Twelve years had passed since my career launch — but the zeitgeist of the film business was changing. Independent movies were flourishing and opening up the industry to new voices and new audiences. What’s more, unionism was under new threats from the Reagan administration and its anti-labor policies.

I spoke to a Guild representative about my situation. The rep did some research and determined that through my movie-of-the-week work I had, indeed met the criteria for union membership.

Finally, at long last, I became a union member.

That wasn’t the end of career struggles, of course. I still had to find jobs!

I got lucky and was hired on a non-union movie directed by James Cameron, “The Abyss.” That meant going on location.
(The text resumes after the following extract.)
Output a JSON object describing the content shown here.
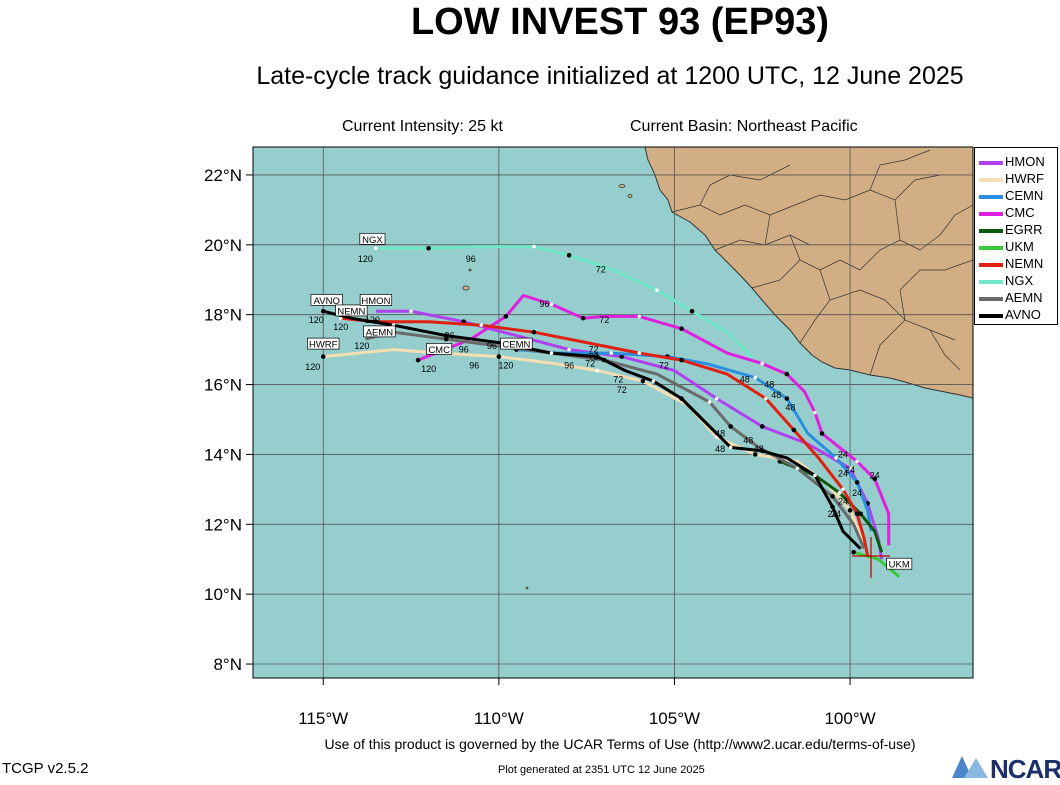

After returning to Los Angeles, “The Abyss” was union-organized and I reaped the long-awaited benefits of working on a union project.

My last USC Mafia connection was made with Walter Murch (an original member of the USC Mafia), who agreed to take the editor’s position on “House of Cards” and do a recut. Editorial would be at Skywalker Ranch near his Bolinas home because Walter needed to be in the San Francisco area for future project meetings.

The producers offered me the job at Skywalker to work with Walter. Taking the job would be a career-changer. He became my mentor and, most important, a friend. I worked with Walter on four more union films over the following years.

Today, I’m retired as a lifetime member of the Guild with the benefits that I earned and enjoy to this day. It’s been quite a journey and for that I say: Hallelujah!

Joe Woo Jr. is a retired Assistant Editor whose credits include “House of Cards,” “The Abyss” and “Crimes of Passion.”